Goldcorp swung to a profit of $135 million in the second quarter ended June 30 from a loss of $78 million in the year earlier, when its biggest mine, Penasquito in Mexico faced a shutdown and slow restart.

The company produced 635,000 ounces of gold in the second quarter — an increase of four per cent over the same quarter last year — at $800 an ounce. It also further reduced its cash cost estimates for the remainder of the year, estimating all-in sustaining costs of $825, down from $850 per ounce.

“We’ve gone through site by site looking for efficiencies, not just costs, though we’ve knocked another $85 million in costs out of the system this year,” president and CEO David Garofalo said in an interview Thursday.

“We’ve actually looked for bottlenecks in our operations where we can realize efficiencies and improve the top line.”

Goldcorp has an ambitious plan to increase gold production by 20 per cent over the next five years as the company continues to shed non-core assets and invest money from those sales back into new development projects.

The company also announced that chief financial officer Russell Ball is leaving the company and will be replaced by Jason Attew, the miner’s senior vice president of corporate development and strategy.

At Barrick, net earnings soared to US$1.08 billion for the quarter ended June 30 from US$138 million a year ago, largely due to gains from selling interests in its Veladero and Cerro Casale projects.
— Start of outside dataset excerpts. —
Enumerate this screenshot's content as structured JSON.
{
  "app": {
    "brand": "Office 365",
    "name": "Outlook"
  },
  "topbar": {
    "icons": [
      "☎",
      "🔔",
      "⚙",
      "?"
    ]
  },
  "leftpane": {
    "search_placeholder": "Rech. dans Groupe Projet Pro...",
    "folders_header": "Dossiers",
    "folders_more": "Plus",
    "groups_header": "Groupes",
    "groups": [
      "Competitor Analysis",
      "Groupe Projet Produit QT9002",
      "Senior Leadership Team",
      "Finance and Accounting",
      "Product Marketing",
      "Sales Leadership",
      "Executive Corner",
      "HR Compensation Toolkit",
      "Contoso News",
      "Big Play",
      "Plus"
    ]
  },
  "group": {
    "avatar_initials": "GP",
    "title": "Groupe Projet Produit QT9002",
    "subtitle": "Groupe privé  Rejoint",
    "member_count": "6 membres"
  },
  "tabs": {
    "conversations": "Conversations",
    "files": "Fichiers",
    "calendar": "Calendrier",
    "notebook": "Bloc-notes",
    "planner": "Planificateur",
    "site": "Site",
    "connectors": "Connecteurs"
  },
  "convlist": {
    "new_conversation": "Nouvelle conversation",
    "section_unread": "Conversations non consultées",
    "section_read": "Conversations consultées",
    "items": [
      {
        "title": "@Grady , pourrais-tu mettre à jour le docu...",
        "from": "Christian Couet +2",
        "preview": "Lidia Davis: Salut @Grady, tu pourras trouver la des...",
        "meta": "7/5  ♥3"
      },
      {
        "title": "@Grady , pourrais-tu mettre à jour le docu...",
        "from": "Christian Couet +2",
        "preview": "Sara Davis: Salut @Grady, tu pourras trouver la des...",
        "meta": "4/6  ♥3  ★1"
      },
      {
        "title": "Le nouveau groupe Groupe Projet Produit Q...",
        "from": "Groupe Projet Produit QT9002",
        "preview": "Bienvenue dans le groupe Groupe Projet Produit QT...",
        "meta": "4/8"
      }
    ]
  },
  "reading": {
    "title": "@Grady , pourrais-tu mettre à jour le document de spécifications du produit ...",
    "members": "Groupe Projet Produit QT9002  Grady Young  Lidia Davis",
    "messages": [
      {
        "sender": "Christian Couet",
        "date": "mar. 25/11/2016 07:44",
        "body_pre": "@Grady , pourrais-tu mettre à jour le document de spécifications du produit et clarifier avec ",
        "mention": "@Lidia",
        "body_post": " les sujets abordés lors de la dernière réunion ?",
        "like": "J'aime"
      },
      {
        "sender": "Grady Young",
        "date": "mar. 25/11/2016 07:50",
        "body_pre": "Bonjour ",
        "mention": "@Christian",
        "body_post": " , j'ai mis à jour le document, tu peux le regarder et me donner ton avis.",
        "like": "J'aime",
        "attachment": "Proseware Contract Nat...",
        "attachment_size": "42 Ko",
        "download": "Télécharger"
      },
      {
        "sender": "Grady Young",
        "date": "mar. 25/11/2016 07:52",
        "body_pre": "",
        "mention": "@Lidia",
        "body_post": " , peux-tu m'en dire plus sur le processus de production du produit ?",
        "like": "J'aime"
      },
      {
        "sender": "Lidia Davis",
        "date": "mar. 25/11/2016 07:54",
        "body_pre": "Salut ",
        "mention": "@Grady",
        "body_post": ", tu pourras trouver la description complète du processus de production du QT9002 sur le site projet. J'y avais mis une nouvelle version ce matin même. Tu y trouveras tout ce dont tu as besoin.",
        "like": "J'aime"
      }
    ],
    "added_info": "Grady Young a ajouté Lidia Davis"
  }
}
Gold production during the quarter was 1.43 million ounces at all-in sustaining costs of US$710 per ounce.

“We are maintaining discipline as we prudently invest in the business and continue to optimize the long-term value of the portfolio,” said president Kelvin Dushnisky.

Its majority-owned Acacia Mining Company has been a source of contention with the Tanzanian government which has implemented a precious-metals export ban and slapped it with a staggering US$190-billion tax bill on Monday, alleging  that it owes that much in back-taxes and penalties. Acacia disputes the assessment.

Production and cost guidance remained unchanged for the year despite the setback in Tanzania, though the company added it will wait for a revision of forecasts at Acacia, which accounts for six per cent of Barrick’s estimated 2017 gold production of between 5.3 million and 5.6 million ounces.

Earnings at the smaller, Canadian-focused Agnico Eagle saw the strongest beat among the three miners, reporting quarterly income of $61.9 million. On an adjusted basis, that amounts to 24 cents per share, far surpassing the 15 cents per share analysts were expecting.

The big earnings beat was driven both by higher gold production and lower cash costs as well as some non-cash gains. Agnico bumped up its production guidance for the year to 1.62 million ounces and lowered its all-in sustaining cost forecast to between $830 to $880 per ounce.

CEO Sean Boyd said the company is on track to meet its goal of 2 million ounces of production by 2020.

“That, combined with the projects moving ahead on schedule keeps us on track for our production growth goals.”